Cumulative evidence of the genetic association between SP-B C1580T polymorphisms and risk of neonatal respiratory distress syndrome

Abstract

Objective: Surfactant protein SP-B, an important protein in pulmonary surfactant, is required for the stabilization of surfactant films in the lung and maintenance of postnatal lung function. Although the association between SP-B polymorphisms and the risk of neonatal respiratory distress syndrome (RDS) has been evaluated, the results have been inconsistent. We investigated the association between SP-B polymorphisms and the risk of neonatal RDS. Methods: Relevant studies were systematically searched in PubMed, EMBASE, Web of Science, and Chinese National Knowledge Infrastructure (CNKI) electronic databases until June 2022. Data were collected independently by two reviewers and converted to odds ratios (ORs) with 95% confidence intervals (CIs). Meta-analysis, subgroup analysis, sensitivity analysis, and publication bias assessment were performed using Stata 12.1 software and Review Manager 5.3. Results: Fourteen studies were included. SP-B C1580T polymorphism was significantly associated with neonatal RDS in five genetic models (T vs. C: OR = 0.70, 95% CI 0.57–0.86, I2 = 78%; TT vs. CC: OR = 0.63, 95% CI 0.53–0.86, I2 = 39%; CT vs. CC: OR = 0.65, 95% CI 0.50–0.84, I2 = 54%; TT + CT vs.

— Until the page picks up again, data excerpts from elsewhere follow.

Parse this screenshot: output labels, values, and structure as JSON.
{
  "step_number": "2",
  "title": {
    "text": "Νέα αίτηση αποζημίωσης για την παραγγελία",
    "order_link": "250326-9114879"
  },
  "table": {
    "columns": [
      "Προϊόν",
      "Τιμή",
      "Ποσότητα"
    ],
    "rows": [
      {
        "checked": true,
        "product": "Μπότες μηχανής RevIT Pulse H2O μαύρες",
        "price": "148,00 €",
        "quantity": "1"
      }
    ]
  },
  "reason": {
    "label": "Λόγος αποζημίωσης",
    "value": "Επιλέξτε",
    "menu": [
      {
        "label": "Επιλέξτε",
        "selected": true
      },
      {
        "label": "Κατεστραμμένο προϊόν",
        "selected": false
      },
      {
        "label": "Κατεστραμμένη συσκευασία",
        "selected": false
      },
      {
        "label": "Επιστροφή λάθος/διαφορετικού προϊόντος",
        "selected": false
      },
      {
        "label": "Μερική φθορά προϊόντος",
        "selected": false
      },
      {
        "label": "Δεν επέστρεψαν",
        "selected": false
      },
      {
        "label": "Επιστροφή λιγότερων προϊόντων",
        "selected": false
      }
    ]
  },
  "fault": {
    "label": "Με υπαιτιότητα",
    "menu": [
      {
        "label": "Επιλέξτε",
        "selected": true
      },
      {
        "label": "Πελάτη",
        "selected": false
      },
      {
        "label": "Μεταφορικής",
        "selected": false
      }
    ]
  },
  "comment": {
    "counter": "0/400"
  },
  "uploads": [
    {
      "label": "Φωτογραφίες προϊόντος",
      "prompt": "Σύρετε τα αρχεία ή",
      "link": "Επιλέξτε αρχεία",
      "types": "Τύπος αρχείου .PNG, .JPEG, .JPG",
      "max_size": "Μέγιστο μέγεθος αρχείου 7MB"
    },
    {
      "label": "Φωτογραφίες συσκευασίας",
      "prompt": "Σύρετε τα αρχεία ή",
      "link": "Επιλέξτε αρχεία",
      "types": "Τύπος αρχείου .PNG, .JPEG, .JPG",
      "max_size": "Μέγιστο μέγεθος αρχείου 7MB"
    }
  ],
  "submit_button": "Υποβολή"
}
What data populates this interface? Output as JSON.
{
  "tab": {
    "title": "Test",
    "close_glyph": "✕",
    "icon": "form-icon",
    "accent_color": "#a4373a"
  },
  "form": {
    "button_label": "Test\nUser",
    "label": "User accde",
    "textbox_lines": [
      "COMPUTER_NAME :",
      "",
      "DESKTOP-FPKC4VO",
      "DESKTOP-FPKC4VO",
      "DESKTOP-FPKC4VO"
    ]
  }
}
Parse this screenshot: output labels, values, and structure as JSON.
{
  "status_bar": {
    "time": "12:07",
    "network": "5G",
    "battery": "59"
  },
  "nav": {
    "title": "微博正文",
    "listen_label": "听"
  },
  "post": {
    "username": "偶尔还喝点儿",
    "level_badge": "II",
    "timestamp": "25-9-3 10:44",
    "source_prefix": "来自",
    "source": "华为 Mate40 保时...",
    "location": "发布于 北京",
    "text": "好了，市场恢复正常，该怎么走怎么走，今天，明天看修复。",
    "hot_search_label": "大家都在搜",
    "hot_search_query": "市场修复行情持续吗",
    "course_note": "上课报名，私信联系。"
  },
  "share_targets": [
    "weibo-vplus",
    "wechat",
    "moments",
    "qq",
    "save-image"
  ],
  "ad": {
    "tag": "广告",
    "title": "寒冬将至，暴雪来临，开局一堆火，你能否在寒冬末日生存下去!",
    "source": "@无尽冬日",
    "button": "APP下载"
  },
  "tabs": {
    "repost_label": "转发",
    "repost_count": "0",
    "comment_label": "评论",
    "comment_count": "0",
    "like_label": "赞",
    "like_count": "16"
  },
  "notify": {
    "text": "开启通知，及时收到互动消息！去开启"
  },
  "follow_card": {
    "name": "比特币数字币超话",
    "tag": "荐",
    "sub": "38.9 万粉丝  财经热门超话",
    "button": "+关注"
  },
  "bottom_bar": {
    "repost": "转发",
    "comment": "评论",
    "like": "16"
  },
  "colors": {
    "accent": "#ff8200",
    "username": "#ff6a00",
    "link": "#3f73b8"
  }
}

CC: OR = 0.62, 95% CI 0.49–0.78, I2 = 59%; TT vs. CC + CT: OR = 0.78, 95% CI 0.67–0.91, I2 = 43%). The CT and TT genotypes may decrease the risk of RDS in neonates. Subgroup analyses revealed that the association of SP-B C1580T polymorphism with neonatal RDS was stable, independent of preterm birth and Hardy–Weinberg equilibrium. In addition, the Han Chinese were more likely to be affected by SP-B C1580T polymorphisms than Caucasians and Finnish. Conclusions: Our findings suggest that SP-B C1580T polymorphism may be a protective factor against neonatal RDS.